Ghost: Evasive shellcode loader
Ghost
Ghost is a shellcode loader project designed to bypass multiple detection capabilities that are usually implemented by an EDR
Detection 1 – kernel callbacks
kernel callbacks are implemented by an EDR to harness kernel level visiblity of events taking place on a system and that suggests that edrs can see whenever an execution attempt of a thread or a process is attempted
ghost makes use of Fiber threads to circumvent this detection technique, fiber threads are userland only execution units that does not alert any registered kernel callbacks
Detection 2 – stack unwinding
stack unwinding is a technique implemented by EDRs to detect anomalous function calls including direct and indirect syscalls
ghost makes use of 2 stack spoofing techniques to evade such detection
1 – the first one is Return Address Spoofing to hide normal function and indirect syscall invokations from the callstack 2 – the second technique is using Function Hooking and switching between fiber threads to hide the entire beacon call stack during its sleeping period (all the fiber switching is also invisible to kernel)
Detection 3 – memory scanning
detection softwares often make use of memory scanning to identify malicious shellcode in a process’ memory space
ghost implements a shellcode hiding technique originally implemented by roshtyak by allocating a very large memory space , filling this memory with random cryptographic data using SystemFunction036 (RtlGenRandom) and placing the shellcode in a random place between all the cryptographic data making it harder to detect during both manual and automated scanning
Other more minor evasion techniques are implemented such as
making use of suspended processes and indirect syscalls to remove any function hooks installed by an EDR
stopping ETW by patching its core functions in memory
custom API hashing for resolving functions and system service numbers (SSNs)

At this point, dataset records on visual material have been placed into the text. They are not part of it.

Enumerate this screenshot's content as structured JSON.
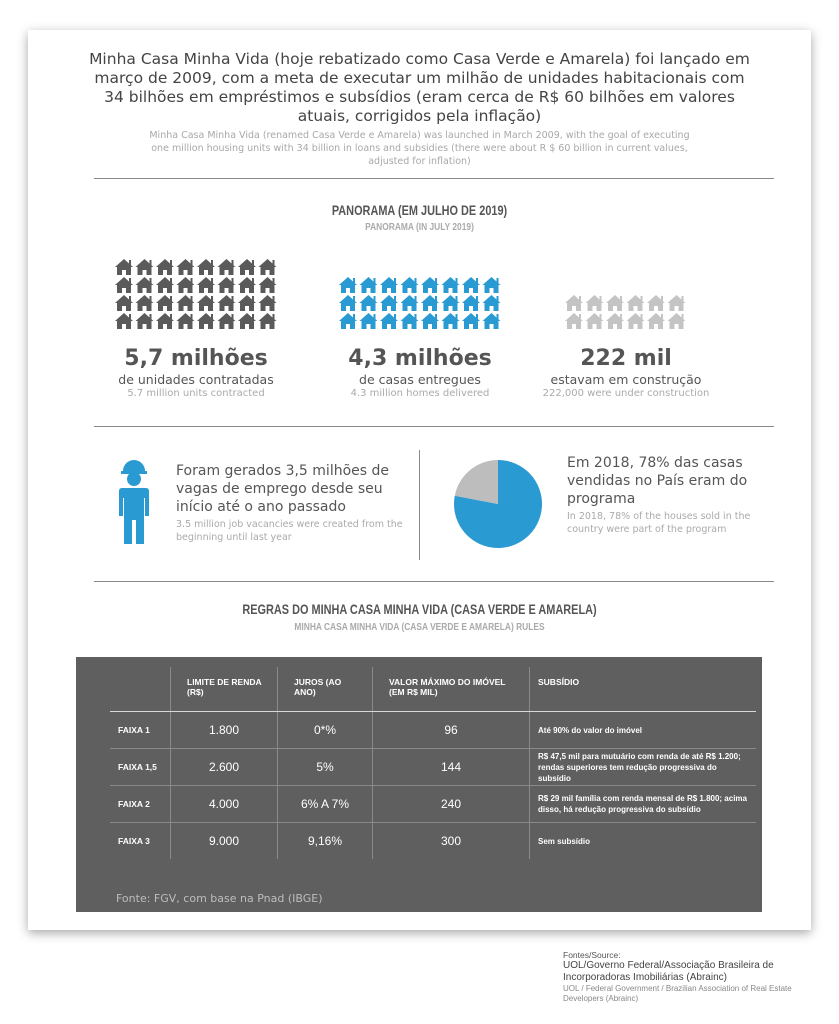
{
  "intro": {
    "pt": "Minha Casa Minha Vida (hoje rebatizado como Casa Verde e Amarela) foi lançado em março de 2009, com a meta de executar um milhão de unidades habitacionais com 34 bilhões em empréstimos e subsídios (eram cerca de R$ 60 bilhões em valores atuais, corrigidos pela inflação)",
    "en": "Minha Casa Minha Vida (renamed Casa Verde e Amarela) was launched in March 2009, with the goal of executing one million housing units with 34 billion in loans and subsidies (there were about R $ 60 billion in current values, adjusted for inflation)"
  },
  "panorama": {
    "title": "PANORAMA (EM JULHO DE 2019)",
    "subtitle": "PANORAMA (IN JULY 2019)",
    "stats": [
      {
        "big": "5,7 milhões",
        "pt": "de unidades contratadas",
        "en": "5.7 million units contracted",
        "color": "#5a5a5a"
      },
      {
        "big": "4,3 milhões",
        "pt": "de casas entregues",
        "en": "4.3 million homes delivered",
        "color": "#2a9ad2"
      },
      {
        "big": "222 mil",
        "pt": "estavam em construção",
        "en": "222,000 were under construction",
        "color": "#c4c4c4"
      }
    ]
  },
  "facts": {
    "jobs_pt": "Foram gerados 3,5 milhões de vagas de emprego desde seu início até o ano passado",
    "jobs_en": "3.5 million job vacancies were created from the beginning until last year",
    "share_pt": "Em 2018, 78% das casas vendidas no País eram do programa",
    "share_en": "In 2018, 78% of the houses sold in the country were part of the program",
    "share_value": 78,
    "icons": [
      "worker-icon",
      "pie-chart"
    ]
  },
  "rules": {
    "title": "REGRAS DO MINHA CASA MINHA VIDA (CASA VERDE E AMARELA)",
    "subtitle": "MINHA CASA MINHA VIDA (CASA VERDE E AMARELA) RULES",
    "headers": {
      "renda": "LIMITE DE RENDA (R$)",
      "juros": "JUROS (AO ANO)",
      "valor": "VALOR MÁXIMO DO IMÓVEL (EM R$ MIL)",
      "subsidio": "SUBSÍDIO"
    },
    "rows": [
      {
        "faixa": "FAIXA 1",
        "renda": "1.800",
        "juros": "0*%",
        "valor": "96",
        "subsidio": "Até 90% do valor do imóvel"
      },
      {
        "faixa": "FAIXA 1,5",
        "renda": "2.600",
        "juros": "5%",
        "valor": "144",
        "subsidio": "R$ 47,5 mil para mutuário com renda de até R$ 1.200; rendas superiores tem redução progressiva do subsídio"
      },
      {
        "faixa": "FAIXA 2",
        "renda": "4.000",
        "juros": "6% A 7%",
        "valor": "240",
        "subsidio": "R$ 29 mil família com renda mensal de R$ 1.800; acima disso, há redução progressiva do subsídio"
      },
      {
        "faixa": "FAIXA 3",
        "renda": "9.000",
        "juros": "9,16%",
        "valor": "300",
        "subsidio": "Sem subsídio"
      }
    ],
    "fonte": "Fonte: FGV, com base na Pnad (IBGE)"
  },
  "sources": {
    "label": "Fontes/Source:",
    "pt": "UOL/Governo Federal/Associação Brasileira de Incorporadoras Imobiliárias (Abrainc)",
    "en": "UOL / Federal Government / Brazilian Association of Real Estate Developers (Abrainc)"
  }
}
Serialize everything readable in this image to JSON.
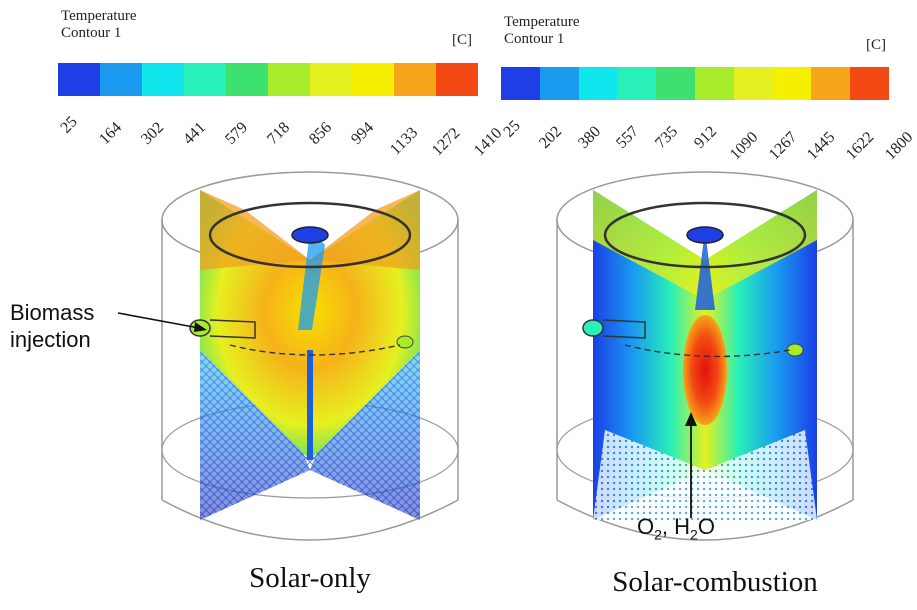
{
  "left_legend": {
    "title_line1": "Temperature",
    "title_line2": "Contour 1",
    "unit": "[C]",
    "ticks": [
      "25",
      "164",
      "302",
      "441",
      "579",
      "718",
      "856",
      "994",
      "1133",
      "1272",
      "1410"
    ]
  },
  "right_legend": {
    "title_line1": "Temperature",
    "title_line2": "Contour 1",
    "unit": "[C]",
    "ticks": [
      "25",
      "202",
      "380",
      "557",
      "735",
      "912",
      "1090",
      "1267",
      "1445",
      "1622",
      "1800"
    ]
  },
  "colormap": [
    "#1f3fe6",
    "#1a9bf0",
    "#10e6ee",
    "#28f0b8",
    "#3ee070",
    "#a6ec2a",
    "#e6f020",
    "#f6f000",
    "#f6a51a",
    "#f24a12"
  ],
  "left_panel": {
    "caption": "Solar-only",
    "annotation_line1": "Biomass",
    "annotation_line2": "injection"
  },
  "right_panel": {
    "caption": "Solar-combustion",
    "annotation_o": "O",
    "annotation_o_sub": "2",
    "annotation_sep": ", H",
    "annotation_h_sub": "2",
    "annotation_end": "O"
  }
}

putting shellcode in resources (this was shockingly effective xD)
Note
Ghost heavily relies on understanding how your beacon sleeps , in case of cobalt strike the kernel32!Sleep function is hooked and replaced with fiber calls to allow switching and hiding the beacon callstack
if you want to use it with other C2 beacons you will need to use a tool like apimonitor to intercept api calls for your “beacon” , detect the api called on sleep and replacing it in Ghost.cpp to hook it , for example for MDSec’s NightHawk one of the CreateThreadPool APIs needs to be hooked.